Já era hora de escrever de novo, já tá na hora de falar de novo. Chega um momento que a gente tem plena consciencia do que sente, ao contrário daqueles momentos cheios de dúvidas e incertezas.
As pessoas dizem que já tá mais do que na hora de não precisar fugir nem se preparar, e realmente está. Sinceramente, já está acontecendo isso, mas como de tudo fica um pouco, acho que pra sempre certas coisas vão ficar, até que se resolva os mal-entendidos, os mal-resolvidos, os mal-acabados, ou não. O resíduo fica ali no canto, despertado por algumas coisas, provocado por outras, ou adormecido por muitas coisas.
Mas nada como um conselho de vó, e um dito popular...verdade.
Às vezes a gente pára e pensa por que não eu? E outra hora a gente sabe que não simplesmente porque não. E vê o outro lado, e enxerga outros horizontes, e canta novas músicas, vive novas coisas....mas aquela música nunca vai deixar de tocar, aqueles tempos nunca vão poder ser apagados, certas lembranças e fatos nunca vão ser esquecidos, e isso é bom. É bom ter passado, todo mundo tem, é bom ter história pra contar aos netos décadas depois. Mas também é bom seguir em frente, não tropeçar no caminho. É muito importante conhecer pessoas. É essencial.
Enfim, o mundo realmente dá muitas voltas, mas nem sempre pára nas mesmas arestas, às vezes até pode parar, isso pode ate demorar, mas às vezes ele descobre arestas novas, prontas pra serem trilhadas, construídas. É bom saber que tudo acontece no seu próprio tempo, mas isso não significa cruzar os braços e sentar no sofá pra assistir tv. É bom que se corra atrás também, seja do prejuízo, ou do lucro certo.
O texto aí em baico, do Arnaldo Jabour, recebi hoje da minha irmã no email, e acho que vale à pena postar, por seu valor de utilidade pública e não porque seja algo essencialmente expressivo no momento, o que não é, pelo menos não compeltamente.
"Amores mal resolvidos"
(Arnaldo Jabor)
Olhe para um lugar onde tenha muita gente: uma praia num domingo de 40º, uma estação de metrô, a rua principal do centro da cidade. Metade deste povaréu sofre de Dor de Cotovelo. Alguns trazem dores recentes, outros trazem uma dor de estimação, mas o certo é que grande parte desses rostos anônimos tem um Amor Mal resolvido, uma paixão que não se evaporou completamente, mesmo que já estejam em outra relação.
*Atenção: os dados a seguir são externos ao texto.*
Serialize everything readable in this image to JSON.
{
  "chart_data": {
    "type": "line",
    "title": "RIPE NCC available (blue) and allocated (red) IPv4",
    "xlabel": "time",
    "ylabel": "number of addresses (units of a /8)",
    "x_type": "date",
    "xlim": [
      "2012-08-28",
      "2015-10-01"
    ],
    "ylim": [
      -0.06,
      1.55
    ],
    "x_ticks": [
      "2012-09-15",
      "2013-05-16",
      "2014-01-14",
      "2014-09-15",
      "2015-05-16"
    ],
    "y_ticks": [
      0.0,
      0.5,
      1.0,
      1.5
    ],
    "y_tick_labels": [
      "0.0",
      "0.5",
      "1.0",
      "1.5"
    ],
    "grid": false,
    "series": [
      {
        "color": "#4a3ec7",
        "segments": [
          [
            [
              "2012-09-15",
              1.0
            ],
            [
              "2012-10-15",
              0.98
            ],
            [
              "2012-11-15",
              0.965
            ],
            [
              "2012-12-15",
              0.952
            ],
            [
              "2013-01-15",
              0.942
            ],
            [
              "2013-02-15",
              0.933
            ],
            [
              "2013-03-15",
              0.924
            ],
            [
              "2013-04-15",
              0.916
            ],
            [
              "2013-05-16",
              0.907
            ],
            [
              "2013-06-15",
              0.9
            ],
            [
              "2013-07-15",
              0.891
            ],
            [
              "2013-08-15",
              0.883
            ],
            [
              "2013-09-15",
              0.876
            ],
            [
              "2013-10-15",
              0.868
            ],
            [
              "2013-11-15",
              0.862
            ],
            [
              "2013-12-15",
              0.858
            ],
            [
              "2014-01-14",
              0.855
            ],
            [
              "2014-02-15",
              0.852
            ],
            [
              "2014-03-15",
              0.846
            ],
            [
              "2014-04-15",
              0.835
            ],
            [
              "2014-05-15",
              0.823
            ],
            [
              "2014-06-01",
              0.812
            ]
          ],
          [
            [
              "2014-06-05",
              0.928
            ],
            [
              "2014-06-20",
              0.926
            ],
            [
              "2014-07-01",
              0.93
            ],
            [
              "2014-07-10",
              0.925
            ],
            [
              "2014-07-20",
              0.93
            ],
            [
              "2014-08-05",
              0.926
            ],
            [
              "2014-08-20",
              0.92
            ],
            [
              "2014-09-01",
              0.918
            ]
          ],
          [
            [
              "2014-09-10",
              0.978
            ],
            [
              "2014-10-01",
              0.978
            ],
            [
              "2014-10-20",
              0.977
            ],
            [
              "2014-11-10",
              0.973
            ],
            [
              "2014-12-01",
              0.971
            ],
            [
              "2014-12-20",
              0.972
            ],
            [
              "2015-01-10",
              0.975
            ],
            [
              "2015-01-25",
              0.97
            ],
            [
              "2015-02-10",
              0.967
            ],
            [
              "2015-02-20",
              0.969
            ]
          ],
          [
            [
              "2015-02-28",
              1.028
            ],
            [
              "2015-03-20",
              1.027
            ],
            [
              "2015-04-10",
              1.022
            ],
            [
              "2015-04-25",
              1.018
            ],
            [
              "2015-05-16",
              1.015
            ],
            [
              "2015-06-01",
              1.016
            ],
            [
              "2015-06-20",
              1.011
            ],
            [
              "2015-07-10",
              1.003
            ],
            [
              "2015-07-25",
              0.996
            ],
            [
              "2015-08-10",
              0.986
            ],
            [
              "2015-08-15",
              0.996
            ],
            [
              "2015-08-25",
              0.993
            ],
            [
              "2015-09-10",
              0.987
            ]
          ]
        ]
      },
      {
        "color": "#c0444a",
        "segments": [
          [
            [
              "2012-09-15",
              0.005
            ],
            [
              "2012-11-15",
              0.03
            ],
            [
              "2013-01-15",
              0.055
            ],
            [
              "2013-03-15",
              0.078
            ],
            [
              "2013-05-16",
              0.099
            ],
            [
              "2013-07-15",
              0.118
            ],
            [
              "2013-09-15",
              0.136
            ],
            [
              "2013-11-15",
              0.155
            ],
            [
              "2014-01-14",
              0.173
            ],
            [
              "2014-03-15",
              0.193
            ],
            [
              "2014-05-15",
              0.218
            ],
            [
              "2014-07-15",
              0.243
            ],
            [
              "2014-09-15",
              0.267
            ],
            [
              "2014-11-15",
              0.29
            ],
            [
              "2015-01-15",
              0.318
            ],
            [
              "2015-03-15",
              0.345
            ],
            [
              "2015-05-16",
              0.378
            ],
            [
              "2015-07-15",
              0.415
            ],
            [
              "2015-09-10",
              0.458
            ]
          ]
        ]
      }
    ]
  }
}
Por que isso acontece? Tenho uma teoria, ainda que eu seja tudo, menos teórico no assunto. Acho que as pessoas não gastam seu amor. Isso mesmo. Os amores que ficam nos assombrando não foram amores consumidos até o fim. Você sabe, o amor acaba. É mentira dizer que Não. Uns acabam cedo, outros levam 10 ou 20 anos para terminar, talvez até mais. Mas um dia acaba e se transforma em outra coisa: Lembranças, amizade, parceira, parentesco, e essa transição não é dolorida se o amor for devorado até o fim. Dor de Cotovelo é quando o amor é interrompido antes que se esgote. O amor tem que ser vivenciado. Platonismo funciona em novela, mas na vida real demanda muita energia sem falar do tempo que ninguém tem para esperar. E tem que ser vivido em sua totalidade. É preciso passar por todas etapas: atração-paixão-amor-convivência-amizade-tédio-fim. Como já foi dito, este trajeto do amor pode ser percorrido em algumas semanas ou durar muitos anos, mas é importante que transcorra de ponta a ponta, senão sobra lugar para fantasias, idealizações, enfim, tudo aquilo que nos empaca a vida e nos impede de estarmos abertos para novos amores. Se o amor foi interrompido sem ter atingido o fundo do pote, ficamos imaginando as múltiplas possibilidades de continuidade, tudo o que a gente poderia ter dito e não disse, feito e não fez. Gaste seu amor. Usufrua-o até o fim. Enfrente os bons e maus momentos, passe por tudo que tiver que passar, não se economize. Sinta todos os sabores que o amor tem, desde o adocicado do início até o amargo do fim, mas não saia da história na metade. Amores precisam dar a volta ao redor de si mesmo, fechando o próprio ciclo. Isso é que libera a gente para Ser Feliz Novamente.